Warm wird es dem Wassermeister trotzdem jedes Mal, wenn ihn sein wöchentlicher Kontrollgang zum Turm führt. Nicht, dass den ehemaligen Spitzen-Biathleten und Skilangläufer die 113 Stufen bis zur Spitze ernsthaft ins Schwitzen brächten – Hertel lebt und liebt seine Arbeit. „Ich bin Wassermeister mit Leib und Seele“, sagt er. Meist hat er keinen Blick für die beiden kleinen Fensteröffnungen ganz oben, von denen eine nach Erkenbrechtsweiler zeigt, und die andere – über den Berghau hinweg – nach Grabenstetten. Hertel kontrolliert die Wasserstands- und die Druckanzeigen und er wirft einen Blick auf das Leitungsgewirr, von dem aus ein Füllrohr und eine Fallleitung abzweigen. Die beiden Hauptrohre, 150 und 125 Millimeter im Durchmesser, überwinden die 15,50 Meter, die sich der Boden der Wasserkammer über dem Erdboden befindet. In regelmäßigen Abständen wird das Wasser ausgetauscht. Dann ertönt aus dem Turminnern das charakteristische Pfeifen. „Das kommt von dem Lochblech, das als Bremse wirkt. Anderenfalls würde durch das hereinschießenden Wasser der Druck in der Leitung schlagartig runtergehen“, erklärt Hertel.

Im Gegensatz zum Wasser, das immer zum tiefsten Punkt strebt, haben die Herstellungskosten für den Turm die andere Richtung genommen.

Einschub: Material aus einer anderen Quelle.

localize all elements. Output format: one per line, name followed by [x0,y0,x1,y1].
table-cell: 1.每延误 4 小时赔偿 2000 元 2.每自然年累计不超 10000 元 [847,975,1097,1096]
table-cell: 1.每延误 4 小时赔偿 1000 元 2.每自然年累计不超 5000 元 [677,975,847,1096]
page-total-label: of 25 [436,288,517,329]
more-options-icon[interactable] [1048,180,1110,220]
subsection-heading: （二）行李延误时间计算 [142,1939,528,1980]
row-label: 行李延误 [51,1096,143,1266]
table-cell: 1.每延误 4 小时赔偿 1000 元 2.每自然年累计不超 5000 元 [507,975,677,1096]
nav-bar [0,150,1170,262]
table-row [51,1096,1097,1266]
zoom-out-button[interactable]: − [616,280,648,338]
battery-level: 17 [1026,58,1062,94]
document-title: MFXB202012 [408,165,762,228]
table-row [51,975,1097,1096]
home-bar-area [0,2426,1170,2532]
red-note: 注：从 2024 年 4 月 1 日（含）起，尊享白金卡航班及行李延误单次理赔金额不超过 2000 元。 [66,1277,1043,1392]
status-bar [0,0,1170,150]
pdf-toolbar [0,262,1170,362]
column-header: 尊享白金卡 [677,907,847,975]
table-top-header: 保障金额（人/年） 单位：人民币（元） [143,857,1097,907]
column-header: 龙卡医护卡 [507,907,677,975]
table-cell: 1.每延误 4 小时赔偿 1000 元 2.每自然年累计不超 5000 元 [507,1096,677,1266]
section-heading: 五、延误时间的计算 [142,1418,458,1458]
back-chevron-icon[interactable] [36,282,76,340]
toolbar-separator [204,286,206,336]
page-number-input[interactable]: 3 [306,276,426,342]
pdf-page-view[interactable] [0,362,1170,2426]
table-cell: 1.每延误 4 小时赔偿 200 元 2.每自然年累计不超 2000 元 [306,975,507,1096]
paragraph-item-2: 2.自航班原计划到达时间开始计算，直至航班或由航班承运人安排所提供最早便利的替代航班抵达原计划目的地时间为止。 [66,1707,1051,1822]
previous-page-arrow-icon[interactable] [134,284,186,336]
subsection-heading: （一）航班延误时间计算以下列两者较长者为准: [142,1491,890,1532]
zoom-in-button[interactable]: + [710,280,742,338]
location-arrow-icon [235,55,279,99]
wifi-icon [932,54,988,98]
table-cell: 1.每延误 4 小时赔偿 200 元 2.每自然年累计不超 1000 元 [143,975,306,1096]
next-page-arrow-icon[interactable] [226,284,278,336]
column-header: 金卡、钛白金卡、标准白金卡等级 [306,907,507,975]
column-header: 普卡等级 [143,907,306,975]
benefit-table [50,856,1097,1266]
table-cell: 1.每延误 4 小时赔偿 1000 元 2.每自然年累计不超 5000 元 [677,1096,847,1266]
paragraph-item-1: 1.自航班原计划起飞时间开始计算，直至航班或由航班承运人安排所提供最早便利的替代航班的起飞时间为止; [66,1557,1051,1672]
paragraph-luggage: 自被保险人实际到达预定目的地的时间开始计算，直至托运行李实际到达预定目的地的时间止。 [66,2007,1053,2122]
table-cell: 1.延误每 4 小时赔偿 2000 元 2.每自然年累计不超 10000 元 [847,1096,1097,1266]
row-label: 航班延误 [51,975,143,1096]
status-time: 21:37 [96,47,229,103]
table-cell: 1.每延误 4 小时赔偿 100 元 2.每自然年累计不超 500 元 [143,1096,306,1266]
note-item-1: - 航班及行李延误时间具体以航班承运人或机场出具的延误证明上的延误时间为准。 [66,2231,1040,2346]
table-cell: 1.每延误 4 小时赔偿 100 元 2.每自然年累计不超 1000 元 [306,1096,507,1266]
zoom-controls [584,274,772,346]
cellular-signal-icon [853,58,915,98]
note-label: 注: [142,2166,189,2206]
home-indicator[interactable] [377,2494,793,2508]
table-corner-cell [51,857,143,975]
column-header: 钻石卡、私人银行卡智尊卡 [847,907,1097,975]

In einem Gemeinderatsprotokoll aus dem Oktober des Jahres 1959, in dem die ersten Überlegungen zum Bau eines Wasserturms in Hochwang dokumentiert sind, wird von einer Investitionssumme von 195 000 Mark ausgegangen. Abzüglich eines Staatsbeitrags von 25 Prozent und unter der mutigen Annahme, dass die für die Wasserversorgung damals zuständige Blau-Lauter-Gruppe 90000 Mark für die alte Gußrohrleitung zahlen würde, durch die zuvor das Wasser die 1700 Meter vom Hochbehälter im Berghau nach Hochwang geflossen ist, wären an der Gemeinde damals nur 56 000 Mark hängen geblieben. Das hat sich 14 Jahre später anders angehört. Im Oktober 1973 hat der Ratsschreiber unter Berufung auf den damaligen Schultes, Gerhard Schneider, festgehalten: „Die Kosten müssen nach Ansicht des Vorsitzenden auf circa 600 000 Mark angesetzt werden.“ Zwei Monate später hat der Gemeinderat das Wasserversorgungsunternehmen Vedewa beauftragt, den Turm „mit einer geschätzten Baukostensumme ohne Mehrwertsteuer von 468 000 Mark zu fertigen“.

Ein Gastbeitrag von Thomas Schorradt.
Thomas Schorradt ist Redakteur der Stuttgarter Zeitung und wohnt in Hochwang.